Il y a des personnes qu’il faut apprendre à laisser partir au nom de l’amour du Christ : par exemple, un fils ne m’appartient pas ; Jésus peut me demander de le laisser suivre sa vocation propre. Et il y a aussi des personnes qu’il faut accueillir : un inconnu envoyé par la Providence peut avoir besoin de mon aide plus qu’un ami proche.
Nos affections humaines sont bonnes, belles, nécessaires : le Créateur n’abolit pas sa création. Mais il nous invite à découvrir une source d’amour plus forte, plus vraie, plus féconde, parce qu’elle est éternelle. Cet amour-là ne vient pas de nous, il est surnaturel. Il ne s’oppose pas toujours à nos élans humains, mais parfois, il les dépasse ou les bouscule.

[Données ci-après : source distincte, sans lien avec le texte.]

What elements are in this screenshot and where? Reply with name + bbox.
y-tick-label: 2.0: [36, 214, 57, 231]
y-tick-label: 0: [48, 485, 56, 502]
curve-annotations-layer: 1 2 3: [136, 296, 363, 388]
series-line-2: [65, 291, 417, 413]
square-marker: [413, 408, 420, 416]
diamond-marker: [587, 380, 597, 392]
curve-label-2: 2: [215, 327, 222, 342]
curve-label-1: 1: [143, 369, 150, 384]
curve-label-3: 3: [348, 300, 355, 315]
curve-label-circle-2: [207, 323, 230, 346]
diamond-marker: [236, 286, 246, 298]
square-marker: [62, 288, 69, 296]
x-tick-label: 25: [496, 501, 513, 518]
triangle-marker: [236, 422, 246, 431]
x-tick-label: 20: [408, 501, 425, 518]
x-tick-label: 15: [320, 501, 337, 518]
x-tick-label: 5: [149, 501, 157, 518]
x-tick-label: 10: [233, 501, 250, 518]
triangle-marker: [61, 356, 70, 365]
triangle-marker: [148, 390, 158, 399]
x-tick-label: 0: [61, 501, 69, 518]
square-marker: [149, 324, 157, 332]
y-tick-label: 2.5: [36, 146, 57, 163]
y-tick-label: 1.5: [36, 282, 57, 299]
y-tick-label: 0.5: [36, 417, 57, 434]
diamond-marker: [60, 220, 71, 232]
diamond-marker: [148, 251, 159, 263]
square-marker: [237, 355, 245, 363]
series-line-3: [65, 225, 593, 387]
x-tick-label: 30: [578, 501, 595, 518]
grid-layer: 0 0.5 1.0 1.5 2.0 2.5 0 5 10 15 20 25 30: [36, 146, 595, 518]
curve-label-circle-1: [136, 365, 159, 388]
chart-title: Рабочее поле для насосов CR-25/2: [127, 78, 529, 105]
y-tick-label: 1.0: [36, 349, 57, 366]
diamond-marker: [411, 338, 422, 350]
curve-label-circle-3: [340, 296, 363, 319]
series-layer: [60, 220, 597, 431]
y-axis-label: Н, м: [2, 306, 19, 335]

Alors le Christ nous appelle à le suivre plus haut, dans un amour qui nous dépasse, qui nous arrache à nos limites, et qui nous unit à son propre don pour le salut du monde.
Frères et sœurs, Jésus n’exige pas moins que tout, mais c’est pour nous donner infiniment plus que ce que nous osons garder pour nous. En le préférant à tout, nous ne perdons rien : nous recevons tout en retour, transfiguré par son amour.
Tout donner au Christ, c’est ne rien perdre, c’est le recevoir Lui, le Tout, pour toujours.